If you take a diuretic, your doctor likely monitors your electrolyte levels through blood tests. Between those checks, pay attention to muscle cramps, unusual fatigue, or heart palpitations, all of which can signal an imbalance. Eating potassium-rich foods like bananas, potatoes, and leafy greens can help offset losses from thiazide or loop diuretics, but don’t add a potassium supplement without medical guidance, because too much potassium is just as dangerous as too little.
Laxatives, certain antibiotics, proton pump inhibitors (used for acid reflux), and some chemotherapy drugs can also shift electrolyte levels. If you’re on long-term medication of any kind, it’s worth knowing whether it affects mineral balance.
Recover Carefully After Illness
Vomiting and diarrhea can drain electrolytes rapidly. The fluid you lose isn’t just water. It contains sodium, potassium, and chloride. This is exactly why the WHO developed oral rehydration salts: 2.6 g of sodium chloride, 1.5 g of potassium chloride, 2.9 g of trisodium citrate, and 13.5 g of glucose, all dissolved in one liter of clean water. This formula has saved millions of lives from dehydration caused by acute diarrhea.
You can buy commercial oral rehydration solutions at any pharmacy. In a pinch, sipping broth, diluted juice with a pinch of salt, or coconut water provides a reasonable electrolyte mix. The important thing is to replace fluids and minerals in small, frequent sips rather than large gulps, which can trigger more vomiting.
Pay Extra Attention With Age
Adults over 40 face a gradual decline in kidney function that affects the body’s ability to concentrate or dilute urine and to excrete sodium, potassium, and acid loads efficiently. Both high and low sodium levels are the most common electrolyte abnormalities in older adults, and both carry a high mortality risk.
One of the most overlooked changes is a blunted thirst response. In studies comparing healthy elderly adults to younger ones after being given a concentrated saline infusion, the older group drank 50% less fluid despite having the same physiological need. This means older adults can become significantly dehydrated without ever feeling thirsty. Among hospital patients who developed dangerously high sodium levels, 86% were unable to independently access water, highlighting how important regular fluid access is.

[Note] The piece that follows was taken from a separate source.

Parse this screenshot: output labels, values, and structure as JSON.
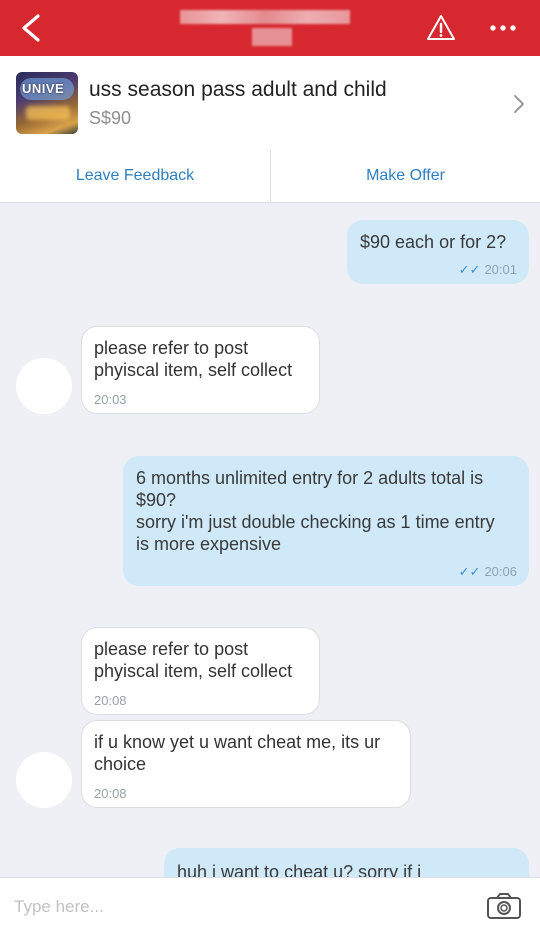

Under normal conditions, older adults can maintain electrolyte balance. But illness, cognitive decline, or new medications can disrupt that equilibrium quickly. Practical steps include keeping water within arm’s reach throughout the day, eating potassium- and magnesium-rich foods regularly, and being aware that fever or any illness causing fluid loss requires proactive rehydration, even without a strong urge to drink.
Signs You May Be Out of Balance
Mild electrolyte imbalances often show up as muscle cramps, twitching, or a feeling of heaviness in your limbs. Fatigue that doesn’t improve with rest, headaches, dizziness when standing, and an irregular heartbeat are also common signals. Low magnesium can cause persistent muscle spasms and trouble sleeping. Low potassium tends to produce generalized weakness and constipation. Low sodium often presents as nausea, confusion, and headache.
These symptoms overlap with dozens of other conditions, so they’re easy to dismiss. If you’re in a high-risk situation, such as recovering from a stomach bug, training hard in the heat, taking diuretics, or over 65, treat these signals seriously and focus on rehydration with electrolytes rather than plain water alone.